We do not see as the statute rendering parties competent as witnesses has much, if any thing, to do with the question. It is a question of the competency of evidence, whether coming from a witness who is a party or otherwise. The statute has not made that competent, which before would have been incompetent, as matter of evidence, though coming from a competent witness. Both before and since the statute, cases have frequently depended upon the intent with which certain acts were done by persons not parties, and who were competent witnesses. This case is an illustration of them. To be sure, if the evidence is in itself competent, and the question involves the intent with which an act has been done by a party to an action, the statute makes the evidence admissible because it makes the party competent to testify, who was incompetent before. In other words, the statute has simply made a party competent to testify to whatever would be competent as coming from any other witness, and nothing more.
We have come to the conclusion that the testimony of Irwin, that he never intended to dedicate the strip of ground as a street, was incompetent and should not have been given. In deciding this, we do not decide that in no case can a witness, whether he be a party or otherwise, testify as to the intent with which he did, or omitted, any given act. When other cases arise there will be time for their decision.
N. T. Carr and F. Winter, for appellant. S. Stansifer, for appellee.“ It is a general rule that to constitute a valid common law dedication, there must be an intention to dedicate, and' an act on the part of the owner, and an acceptance on the part of the public. This general rule is, however, subject to modification, that if the owner of a servient estate intentionally or by gross ’negligence leads the public to believe that he has dedicated the premises to püblic use, he will be estopped from denying the dedication to the prejudice of those whom he may have mislead.” Herman on Estop. sec. 521; Wilder v.

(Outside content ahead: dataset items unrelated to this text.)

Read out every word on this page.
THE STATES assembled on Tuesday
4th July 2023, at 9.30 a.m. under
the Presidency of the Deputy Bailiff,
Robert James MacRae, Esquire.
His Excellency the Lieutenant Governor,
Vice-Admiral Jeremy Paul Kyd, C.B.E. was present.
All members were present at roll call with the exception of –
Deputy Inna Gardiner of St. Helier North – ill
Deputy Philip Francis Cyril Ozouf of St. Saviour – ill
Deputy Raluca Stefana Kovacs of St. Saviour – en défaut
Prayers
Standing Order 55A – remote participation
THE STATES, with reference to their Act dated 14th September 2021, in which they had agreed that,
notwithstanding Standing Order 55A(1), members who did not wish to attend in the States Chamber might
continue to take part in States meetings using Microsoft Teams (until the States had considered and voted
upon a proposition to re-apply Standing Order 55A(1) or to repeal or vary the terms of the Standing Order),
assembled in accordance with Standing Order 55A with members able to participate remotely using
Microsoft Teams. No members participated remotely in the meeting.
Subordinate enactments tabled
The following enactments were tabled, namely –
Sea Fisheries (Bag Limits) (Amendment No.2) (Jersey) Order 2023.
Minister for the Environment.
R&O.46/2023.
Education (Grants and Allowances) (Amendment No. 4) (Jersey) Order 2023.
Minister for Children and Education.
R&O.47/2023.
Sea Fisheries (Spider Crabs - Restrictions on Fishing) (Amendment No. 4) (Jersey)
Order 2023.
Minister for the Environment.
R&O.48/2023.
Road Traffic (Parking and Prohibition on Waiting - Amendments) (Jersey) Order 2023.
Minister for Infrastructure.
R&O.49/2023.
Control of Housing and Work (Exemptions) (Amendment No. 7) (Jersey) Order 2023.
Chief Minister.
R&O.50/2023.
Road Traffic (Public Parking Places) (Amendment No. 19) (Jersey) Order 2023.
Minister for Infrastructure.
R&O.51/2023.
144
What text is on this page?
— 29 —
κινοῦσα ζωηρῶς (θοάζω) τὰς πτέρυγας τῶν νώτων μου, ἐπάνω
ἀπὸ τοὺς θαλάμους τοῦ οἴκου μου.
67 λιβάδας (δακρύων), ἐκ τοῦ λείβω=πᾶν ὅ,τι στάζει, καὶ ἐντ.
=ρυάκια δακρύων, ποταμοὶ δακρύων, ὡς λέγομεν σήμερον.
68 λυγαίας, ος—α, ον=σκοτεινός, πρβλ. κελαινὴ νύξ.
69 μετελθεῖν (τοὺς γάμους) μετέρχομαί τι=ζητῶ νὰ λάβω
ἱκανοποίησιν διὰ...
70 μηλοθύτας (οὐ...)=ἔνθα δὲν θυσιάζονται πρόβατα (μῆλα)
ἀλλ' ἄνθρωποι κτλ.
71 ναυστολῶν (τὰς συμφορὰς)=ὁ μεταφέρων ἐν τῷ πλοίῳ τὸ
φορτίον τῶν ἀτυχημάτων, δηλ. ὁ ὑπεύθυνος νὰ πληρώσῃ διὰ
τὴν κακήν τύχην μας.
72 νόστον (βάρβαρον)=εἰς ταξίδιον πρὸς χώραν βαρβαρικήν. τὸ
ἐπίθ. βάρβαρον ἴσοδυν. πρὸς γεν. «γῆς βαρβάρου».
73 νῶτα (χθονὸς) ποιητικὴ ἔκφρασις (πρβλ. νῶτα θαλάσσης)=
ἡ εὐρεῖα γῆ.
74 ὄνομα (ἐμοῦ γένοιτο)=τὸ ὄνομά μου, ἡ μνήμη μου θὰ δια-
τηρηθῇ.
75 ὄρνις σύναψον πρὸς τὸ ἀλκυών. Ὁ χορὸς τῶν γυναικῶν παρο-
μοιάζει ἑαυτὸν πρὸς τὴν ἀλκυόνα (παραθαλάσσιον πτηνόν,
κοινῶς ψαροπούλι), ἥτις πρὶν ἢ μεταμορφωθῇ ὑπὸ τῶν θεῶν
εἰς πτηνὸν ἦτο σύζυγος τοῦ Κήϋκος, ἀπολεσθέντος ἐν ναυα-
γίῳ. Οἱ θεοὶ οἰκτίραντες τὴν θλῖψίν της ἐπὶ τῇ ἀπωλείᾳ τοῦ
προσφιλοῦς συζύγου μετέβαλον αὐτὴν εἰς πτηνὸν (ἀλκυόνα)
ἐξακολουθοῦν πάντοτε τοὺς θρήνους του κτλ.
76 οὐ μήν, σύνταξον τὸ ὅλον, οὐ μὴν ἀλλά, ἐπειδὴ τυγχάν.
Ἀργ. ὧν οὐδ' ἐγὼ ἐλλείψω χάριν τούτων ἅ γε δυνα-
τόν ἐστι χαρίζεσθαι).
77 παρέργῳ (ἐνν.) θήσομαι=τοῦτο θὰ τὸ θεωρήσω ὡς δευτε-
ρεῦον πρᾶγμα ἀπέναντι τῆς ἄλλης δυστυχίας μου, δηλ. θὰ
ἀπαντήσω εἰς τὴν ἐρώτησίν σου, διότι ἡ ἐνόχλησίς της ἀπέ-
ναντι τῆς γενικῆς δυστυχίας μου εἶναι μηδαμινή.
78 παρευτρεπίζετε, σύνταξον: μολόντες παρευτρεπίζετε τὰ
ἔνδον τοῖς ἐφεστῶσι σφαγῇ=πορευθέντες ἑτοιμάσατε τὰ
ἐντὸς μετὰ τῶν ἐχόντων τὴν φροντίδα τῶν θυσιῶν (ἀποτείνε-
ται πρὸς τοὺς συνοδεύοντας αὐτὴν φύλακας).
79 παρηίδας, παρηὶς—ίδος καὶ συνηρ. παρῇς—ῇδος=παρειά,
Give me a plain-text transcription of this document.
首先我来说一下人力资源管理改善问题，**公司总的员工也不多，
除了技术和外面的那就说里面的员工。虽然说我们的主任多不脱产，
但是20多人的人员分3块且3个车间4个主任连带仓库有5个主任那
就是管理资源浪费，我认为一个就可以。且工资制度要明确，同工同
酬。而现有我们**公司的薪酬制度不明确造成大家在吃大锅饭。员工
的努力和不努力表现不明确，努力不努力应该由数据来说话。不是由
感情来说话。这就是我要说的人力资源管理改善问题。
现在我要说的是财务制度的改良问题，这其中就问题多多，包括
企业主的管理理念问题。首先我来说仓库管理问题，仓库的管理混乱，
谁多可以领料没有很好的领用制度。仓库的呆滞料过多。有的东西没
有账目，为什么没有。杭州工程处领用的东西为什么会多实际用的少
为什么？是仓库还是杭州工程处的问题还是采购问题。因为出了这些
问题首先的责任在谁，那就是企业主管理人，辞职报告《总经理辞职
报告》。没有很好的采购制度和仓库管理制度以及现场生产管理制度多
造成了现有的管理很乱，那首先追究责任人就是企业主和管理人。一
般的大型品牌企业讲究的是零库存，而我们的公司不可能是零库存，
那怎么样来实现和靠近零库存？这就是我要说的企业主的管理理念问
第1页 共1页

The City of St. Paul, 12 Minn. 192, and authorities there cited.
We think that the question, whether a person intends to make a dedication of ground to the public for a street or other purpose, must be determined from his acts and statements explanatory thereof, in connection with all the circumstances that surround and throw light upon the subject, and not from what he may subsequently testify as to his real intent in relation to the matter. And this is on the principle that the public have the right to suppose that a man intends what his outward conduct and statements indicate, inasmuch as they cannot discover his intention in any other manner. Men, in all the affairs of life, are presumed to intend what is fairly and clearly indicated by their acts and conduct; and where the rights of the public or third parties are concerned, they have a right to act upon such presumption.
For the error in the admission of the evidence, the judgment below must be reversed.
The judgment is reversed, with costs, and the cause remanded for a new trial.